No one is paying money to see subpar hoops, the moment a player peaks he immediately goes to the NBA team. Minor League baseball is zero threat to MLB.
A strange comparison, IMO. Minor League baseball is an adjunct to MLB, a primary feeder system. They work in harmony, not in opposition.
The better comparison, IMO, is minor league baseball and college baseball, in which the former is by far more popular. And check out the Durham Bulls attendance figures versus ACC-baseball attendance figures.
Now professional baseball has been around since the 1870s and thus has a huge advantage over the NBA and NFL. They've developed a feeder system that none of the other American pro-sports leagues can match.
So, there's an apples-and-oranges component to this.
I don't like the word "cancer" relative to college hoops. If the NBA mandates two or even three years in college, along with high-school early entry, then lots of high-school players are going to be put in the position where they aren't ready for the NBA but are not inclined to go to college for several years.
So, the G-league and/or overseas are going to be increasingly attractive options. I don't think the NBA is ever going to go the route of pro baseball, where every major-league team has five or six affiliated farm teams. But the G-league is maturing structurally and increasingly provides an attractive alternative player-development system.

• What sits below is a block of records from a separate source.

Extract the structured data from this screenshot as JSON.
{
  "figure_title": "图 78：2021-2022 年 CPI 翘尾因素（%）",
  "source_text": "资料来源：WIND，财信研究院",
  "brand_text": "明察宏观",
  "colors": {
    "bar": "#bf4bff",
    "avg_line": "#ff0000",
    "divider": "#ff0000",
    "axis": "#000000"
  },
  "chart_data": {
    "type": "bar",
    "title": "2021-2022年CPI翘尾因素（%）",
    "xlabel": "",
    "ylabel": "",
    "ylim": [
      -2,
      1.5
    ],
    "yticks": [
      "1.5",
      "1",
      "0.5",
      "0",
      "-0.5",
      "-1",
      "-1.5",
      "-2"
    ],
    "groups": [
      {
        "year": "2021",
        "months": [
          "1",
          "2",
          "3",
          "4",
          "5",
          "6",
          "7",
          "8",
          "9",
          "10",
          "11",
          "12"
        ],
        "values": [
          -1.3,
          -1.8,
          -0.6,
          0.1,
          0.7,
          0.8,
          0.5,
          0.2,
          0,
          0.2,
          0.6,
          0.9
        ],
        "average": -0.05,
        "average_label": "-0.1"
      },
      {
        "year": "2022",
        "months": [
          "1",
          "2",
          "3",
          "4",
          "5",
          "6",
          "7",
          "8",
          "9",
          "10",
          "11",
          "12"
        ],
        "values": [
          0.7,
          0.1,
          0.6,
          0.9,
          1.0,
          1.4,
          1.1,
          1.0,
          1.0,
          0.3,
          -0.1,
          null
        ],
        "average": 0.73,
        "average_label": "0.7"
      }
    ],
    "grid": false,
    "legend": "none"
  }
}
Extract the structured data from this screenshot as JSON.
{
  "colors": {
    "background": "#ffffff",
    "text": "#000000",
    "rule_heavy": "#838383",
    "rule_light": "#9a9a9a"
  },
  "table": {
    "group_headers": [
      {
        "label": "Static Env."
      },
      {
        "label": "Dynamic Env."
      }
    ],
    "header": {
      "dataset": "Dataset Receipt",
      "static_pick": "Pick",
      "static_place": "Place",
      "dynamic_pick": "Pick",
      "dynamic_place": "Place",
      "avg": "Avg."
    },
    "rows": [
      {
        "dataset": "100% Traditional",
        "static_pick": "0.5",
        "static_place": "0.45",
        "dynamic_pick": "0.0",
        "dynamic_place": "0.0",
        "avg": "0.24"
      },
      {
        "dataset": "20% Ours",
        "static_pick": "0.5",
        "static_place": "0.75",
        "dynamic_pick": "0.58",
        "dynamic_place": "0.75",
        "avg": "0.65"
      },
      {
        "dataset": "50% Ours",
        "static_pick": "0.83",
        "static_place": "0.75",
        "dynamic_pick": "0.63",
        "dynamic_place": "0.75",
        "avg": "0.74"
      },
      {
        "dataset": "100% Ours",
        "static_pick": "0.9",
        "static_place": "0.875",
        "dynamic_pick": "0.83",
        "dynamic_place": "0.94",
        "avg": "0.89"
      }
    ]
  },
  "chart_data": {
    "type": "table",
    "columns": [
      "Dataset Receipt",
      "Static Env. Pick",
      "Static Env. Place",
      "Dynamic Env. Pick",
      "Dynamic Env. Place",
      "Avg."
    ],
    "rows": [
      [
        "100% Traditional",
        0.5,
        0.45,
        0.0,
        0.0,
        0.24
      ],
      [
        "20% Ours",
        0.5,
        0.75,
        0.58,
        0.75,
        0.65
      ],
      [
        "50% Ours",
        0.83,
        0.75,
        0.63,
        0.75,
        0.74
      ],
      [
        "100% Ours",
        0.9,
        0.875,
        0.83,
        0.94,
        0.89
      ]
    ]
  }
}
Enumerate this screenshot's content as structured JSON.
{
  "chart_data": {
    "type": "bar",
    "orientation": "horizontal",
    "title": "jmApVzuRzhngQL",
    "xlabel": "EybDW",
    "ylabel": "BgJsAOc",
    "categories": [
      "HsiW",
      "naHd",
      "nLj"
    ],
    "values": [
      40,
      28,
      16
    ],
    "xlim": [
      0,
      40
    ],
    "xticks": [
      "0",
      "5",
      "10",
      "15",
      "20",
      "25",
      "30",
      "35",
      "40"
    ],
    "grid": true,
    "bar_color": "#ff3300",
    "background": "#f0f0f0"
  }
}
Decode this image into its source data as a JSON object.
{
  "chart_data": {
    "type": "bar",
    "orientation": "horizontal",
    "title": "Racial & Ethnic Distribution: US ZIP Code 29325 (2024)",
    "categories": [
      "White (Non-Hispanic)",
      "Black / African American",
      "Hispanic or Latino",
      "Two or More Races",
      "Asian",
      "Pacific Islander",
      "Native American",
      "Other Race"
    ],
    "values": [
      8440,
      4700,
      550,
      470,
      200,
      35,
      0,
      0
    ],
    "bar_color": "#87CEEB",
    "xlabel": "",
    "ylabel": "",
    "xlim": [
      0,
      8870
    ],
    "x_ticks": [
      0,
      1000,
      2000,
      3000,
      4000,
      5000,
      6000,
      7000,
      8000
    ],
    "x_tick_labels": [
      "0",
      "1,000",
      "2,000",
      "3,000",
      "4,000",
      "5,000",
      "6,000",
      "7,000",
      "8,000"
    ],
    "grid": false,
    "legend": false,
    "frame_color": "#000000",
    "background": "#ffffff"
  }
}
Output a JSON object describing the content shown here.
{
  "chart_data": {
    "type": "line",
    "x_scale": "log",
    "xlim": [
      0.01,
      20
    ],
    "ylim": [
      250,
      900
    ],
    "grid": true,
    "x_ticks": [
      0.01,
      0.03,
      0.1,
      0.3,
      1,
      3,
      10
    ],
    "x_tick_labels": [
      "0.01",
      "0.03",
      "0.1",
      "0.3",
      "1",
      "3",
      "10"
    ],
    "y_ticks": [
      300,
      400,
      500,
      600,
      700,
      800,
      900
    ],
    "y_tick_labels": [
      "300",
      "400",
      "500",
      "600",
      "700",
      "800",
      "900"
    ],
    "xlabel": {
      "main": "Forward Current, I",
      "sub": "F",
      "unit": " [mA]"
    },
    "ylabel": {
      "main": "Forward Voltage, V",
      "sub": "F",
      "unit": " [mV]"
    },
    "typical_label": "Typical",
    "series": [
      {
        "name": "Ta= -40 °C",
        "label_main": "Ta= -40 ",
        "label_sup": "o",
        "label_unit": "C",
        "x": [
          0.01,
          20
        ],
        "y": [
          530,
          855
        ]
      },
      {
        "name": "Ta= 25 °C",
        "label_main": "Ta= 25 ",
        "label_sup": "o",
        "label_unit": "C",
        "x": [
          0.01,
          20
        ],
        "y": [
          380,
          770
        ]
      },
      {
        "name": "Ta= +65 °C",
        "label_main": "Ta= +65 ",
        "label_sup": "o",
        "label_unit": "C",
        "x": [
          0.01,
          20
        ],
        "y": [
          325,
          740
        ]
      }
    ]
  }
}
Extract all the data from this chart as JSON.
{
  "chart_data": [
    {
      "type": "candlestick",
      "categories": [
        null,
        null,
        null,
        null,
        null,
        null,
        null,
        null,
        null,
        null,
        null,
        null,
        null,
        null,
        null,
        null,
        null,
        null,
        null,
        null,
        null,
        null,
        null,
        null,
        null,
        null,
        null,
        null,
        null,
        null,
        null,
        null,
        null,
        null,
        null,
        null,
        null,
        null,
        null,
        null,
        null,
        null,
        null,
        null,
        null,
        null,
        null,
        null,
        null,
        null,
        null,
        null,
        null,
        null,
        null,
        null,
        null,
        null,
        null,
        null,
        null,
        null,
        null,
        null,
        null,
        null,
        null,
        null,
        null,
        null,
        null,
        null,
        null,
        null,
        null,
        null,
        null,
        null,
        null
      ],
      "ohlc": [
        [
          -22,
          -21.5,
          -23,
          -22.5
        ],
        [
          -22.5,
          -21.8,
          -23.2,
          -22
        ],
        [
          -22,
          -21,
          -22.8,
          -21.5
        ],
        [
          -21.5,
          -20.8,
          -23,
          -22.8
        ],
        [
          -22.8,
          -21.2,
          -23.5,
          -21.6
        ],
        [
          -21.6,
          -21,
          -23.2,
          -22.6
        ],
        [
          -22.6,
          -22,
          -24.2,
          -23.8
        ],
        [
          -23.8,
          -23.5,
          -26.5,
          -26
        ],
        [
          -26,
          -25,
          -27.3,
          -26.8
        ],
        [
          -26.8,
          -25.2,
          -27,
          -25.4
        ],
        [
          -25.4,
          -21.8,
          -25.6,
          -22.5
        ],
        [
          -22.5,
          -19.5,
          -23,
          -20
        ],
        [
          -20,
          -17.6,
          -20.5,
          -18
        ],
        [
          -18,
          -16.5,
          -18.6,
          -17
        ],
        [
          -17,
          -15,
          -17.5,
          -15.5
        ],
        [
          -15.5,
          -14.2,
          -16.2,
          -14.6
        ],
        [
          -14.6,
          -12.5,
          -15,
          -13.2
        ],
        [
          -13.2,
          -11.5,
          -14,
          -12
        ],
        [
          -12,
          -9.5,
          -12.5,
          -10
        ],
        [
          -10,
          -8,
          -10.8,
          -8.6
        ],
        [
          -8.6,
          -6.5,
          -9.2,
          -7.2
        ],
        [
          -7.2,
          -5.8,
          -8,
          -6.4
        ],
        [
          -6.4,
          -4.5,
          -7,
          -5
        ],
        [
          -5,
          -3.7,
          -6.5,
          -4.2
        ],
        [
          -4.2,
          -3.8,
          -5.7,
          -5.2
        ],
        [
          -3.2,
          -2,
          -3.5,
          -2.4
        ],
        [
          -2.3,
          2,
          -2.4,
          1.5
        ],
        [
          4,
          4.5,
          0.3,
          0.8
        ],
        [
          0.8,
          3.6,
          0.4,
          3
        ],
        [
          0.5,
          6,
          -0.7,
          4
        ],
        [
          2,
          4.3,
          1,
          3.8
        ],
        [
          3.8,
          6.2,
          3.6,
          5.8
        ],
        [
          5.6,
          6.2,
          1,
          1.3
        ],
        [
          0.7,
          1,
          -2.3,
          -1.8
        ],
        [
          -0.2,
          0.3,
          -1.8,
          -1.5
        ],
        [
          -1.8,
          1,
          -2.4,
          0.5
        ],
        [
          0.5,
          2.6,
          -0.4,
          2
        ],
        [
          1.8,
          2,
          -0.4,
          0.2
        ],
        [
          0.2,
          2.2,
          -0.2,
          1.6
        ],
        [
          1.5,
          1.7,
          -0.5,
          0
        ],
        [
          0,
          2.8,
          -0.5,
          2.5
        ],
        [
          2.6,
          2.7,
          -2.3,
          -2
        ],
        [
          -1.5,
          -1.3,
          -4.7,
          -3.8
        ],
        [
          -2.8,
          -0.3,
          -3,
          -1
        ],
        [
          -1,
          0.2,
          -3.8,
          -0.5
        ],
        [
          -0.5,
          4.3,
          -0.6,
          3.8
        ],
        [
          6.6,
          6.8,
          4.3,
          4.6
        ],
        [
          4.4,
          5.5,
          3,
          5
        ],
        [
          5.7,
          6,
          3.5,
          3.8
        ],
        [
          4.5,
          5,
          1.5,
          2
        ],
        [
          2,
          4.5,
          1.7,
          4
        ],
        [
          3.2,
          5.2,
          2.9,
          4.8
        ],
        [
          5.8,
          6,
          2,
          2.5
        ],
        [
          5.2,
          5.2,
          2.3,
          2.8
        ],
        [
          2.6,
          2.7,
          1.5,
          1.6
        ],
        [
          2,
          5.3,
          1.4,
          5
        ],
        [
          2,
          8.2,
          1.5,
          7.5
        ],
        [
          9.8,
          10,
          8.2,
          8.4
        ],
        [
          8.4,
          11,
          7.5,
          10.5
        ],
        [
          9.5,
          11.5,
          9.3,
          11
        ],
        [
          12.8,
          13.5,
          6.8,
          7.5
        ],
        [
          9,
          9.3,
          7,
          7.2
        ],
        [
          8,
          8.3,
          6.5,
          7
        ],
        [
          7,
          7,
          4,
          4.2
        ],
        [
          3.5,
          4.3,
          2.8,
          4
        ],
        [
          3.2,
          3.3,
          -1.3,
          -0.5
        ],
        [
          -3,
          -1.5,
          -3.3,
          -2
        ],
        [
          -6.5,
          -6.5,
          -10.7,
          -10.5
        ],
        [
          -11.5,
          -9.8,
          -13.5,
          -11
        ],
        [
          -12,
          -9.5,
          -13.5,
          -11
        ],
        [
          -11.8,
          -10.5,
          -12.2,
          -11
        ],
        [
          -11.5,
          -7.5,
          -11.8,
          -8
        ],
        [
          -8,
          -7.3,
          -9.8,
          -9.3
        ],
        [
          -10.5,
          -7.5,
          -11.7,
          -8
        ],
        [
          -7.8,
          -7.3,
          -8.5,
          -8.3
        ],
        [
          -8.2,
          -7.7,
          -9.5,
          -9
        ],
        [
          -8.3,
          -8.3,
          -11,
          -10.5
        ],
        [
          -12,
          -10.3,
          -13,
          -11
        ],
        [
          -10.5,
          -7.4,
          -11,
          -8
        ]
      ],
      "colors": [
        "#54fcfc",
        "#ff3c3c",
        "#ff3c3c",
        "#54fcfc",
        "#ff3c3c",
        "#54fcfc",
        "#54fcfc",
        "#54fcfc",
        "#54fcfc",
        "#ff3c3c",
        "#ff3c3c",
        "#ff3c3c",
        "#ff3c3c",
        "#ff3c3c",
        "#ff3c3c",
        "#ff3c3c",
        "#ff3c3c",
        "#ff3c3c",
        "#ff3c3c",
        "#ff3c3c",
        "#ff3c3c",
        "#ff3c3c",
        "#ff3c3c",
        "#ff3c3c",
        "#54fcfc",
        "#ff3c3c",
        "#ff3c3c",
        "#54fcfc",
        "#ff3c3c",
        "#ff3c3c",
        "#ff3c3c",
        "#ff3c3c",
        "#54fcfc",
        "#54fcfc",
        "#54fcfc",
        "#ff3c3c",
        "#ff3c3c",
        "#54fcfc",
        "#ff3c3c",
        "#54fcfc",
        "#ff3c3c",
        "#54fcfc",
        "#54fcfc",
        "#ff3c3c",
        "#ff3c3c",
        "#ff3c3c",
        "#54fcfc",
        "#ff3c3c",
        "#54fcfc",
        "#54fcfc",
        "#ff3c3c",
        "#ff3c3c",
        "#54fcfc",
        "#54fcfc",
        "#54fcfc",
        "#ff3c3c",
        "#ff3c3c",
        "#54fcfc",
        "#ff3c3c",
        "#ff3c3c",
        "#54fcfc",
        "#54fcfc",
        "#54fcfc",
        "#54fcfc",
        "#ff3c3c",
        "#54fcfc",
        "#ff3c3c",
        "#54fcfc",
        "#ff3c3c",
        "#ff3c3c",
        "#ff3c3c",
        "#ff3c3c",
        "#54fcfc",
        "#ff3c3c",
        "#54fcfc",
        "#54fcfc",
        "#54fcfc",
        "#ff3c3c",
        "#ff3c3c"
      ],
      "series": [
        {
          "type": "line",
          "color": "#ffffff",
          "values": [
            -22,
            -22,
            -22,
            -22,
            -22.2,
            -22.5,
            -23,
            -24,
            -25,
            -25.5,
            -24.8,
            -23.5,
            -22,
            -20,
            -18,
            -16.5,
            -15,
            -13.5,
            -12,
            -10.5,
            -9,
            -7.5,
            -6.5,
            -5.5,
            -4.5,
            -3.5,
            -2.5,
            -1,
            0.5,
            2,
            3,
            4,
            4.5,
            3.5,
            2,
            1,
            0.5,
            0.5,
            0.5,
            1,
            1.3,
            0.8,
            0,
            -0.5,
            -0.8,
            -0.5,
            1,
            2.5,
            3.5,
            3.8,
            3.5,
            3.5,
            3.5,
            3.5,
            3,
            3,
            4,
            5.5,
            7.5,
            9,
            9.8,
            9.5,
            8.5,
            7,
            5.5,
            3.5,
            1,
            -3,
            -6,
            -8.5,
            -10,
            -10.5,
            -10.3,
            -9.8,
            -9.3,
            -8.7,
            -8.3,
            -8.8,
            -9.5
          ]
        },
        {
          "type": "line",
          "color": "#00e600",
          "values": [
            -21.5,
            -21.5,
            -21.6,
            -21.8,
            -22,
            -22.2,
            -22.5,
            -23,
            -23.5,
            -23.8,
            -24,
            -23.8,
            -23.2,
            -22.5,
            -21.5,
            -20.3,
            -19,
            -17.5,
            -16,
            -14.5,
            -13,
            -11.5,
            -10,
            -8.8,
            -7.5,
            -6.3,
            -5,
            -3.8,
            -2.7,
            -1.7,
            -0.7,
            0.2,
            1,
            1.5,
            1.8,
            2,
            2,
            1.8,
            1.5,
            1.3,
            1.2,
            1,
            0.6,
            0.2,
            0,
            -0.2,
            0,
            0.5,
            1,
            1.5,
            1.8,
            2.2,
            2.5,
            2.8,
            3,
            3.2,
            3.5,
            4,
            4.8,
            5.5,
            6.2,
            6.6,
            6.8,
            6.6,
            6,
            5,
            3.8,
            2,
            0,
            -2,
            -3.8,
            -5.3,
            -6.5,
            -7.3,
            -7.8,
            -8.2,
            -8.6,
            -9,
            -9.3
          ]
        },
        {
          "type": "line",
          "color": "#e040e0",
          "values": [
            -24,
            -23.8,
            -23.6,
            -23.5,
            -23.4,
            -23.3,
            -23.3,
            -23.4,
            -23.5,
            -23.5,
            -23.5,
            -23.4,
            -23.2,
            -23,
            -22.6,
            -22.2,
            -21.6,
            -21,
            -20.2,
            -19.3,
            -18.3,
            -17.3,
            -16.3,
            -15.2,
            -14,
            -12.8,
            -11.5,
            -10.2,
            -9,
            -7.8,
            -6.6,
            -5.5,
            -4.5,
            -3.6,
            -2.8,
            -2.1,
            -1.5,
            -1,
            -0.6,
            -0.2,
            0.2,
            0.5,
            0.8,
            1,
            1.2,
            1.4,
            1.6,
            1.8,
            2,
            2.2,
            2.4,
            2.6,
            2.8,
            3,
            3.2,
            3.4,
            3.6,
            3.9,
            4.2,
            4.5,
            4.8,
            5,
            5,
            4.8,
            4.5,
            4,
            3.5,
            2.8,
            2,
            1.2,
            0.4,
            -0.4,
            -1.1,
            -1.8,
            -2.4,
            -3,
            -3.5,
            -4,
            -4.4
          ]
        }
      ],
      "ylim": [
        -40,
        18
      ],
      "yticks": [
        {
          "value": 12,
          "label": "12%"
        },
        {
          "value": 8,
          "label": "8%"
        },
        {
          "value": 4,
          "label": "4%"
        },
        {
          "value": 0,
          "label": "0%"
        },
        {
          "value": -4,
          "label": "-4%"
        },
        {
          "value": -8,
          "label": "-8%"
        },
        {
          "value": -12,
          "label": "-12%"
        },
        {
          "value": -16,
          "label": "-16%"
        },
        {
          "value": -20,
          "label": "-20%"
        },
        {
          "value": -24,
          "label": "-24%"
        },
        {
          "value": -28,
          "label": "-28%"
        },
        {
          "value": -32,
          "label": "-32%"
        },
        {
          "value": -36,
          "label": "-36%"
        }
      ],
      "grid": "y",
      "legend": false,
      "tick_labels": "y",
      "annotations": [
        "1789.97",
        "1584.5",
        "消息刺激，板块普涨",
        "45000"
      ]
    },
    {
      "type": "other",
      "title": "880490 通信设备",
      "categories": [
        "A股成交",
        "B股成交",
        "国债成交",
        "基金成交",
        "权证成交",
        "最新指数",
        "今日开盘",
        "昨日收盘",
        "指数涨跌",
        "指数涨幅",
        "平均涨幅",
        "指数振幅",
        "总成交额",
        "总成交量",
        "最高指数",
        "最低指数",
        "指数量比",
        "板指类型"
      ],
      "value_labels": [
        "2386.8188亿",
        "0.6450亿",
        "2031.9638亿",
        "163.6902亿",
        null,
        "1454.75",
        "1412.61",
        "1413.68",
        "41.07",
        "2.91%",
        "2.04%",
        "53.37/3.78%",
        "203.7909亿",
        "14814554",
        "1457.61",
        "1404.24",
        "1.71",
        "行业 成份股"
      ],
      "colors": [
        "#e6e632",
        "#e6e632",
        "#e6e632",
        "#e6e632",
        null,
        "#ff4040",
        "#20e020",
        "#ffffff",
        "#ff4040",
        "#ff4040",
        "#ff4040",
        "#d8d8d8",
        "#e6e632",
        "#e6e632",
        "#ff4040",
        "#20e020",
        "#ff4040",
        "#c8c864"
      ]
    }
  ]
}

Colleges have the advantage of rivalries that go back decades, even more than a century in some cases and I do not think an expanded G-league is going to significantly erode that. A better G-league might marginally decrease the talent level at the top of the NCAA food chain but if it reduces the number of student-athletes with little or no interest in the student side of the equation, then that's a trade I would be willing to make.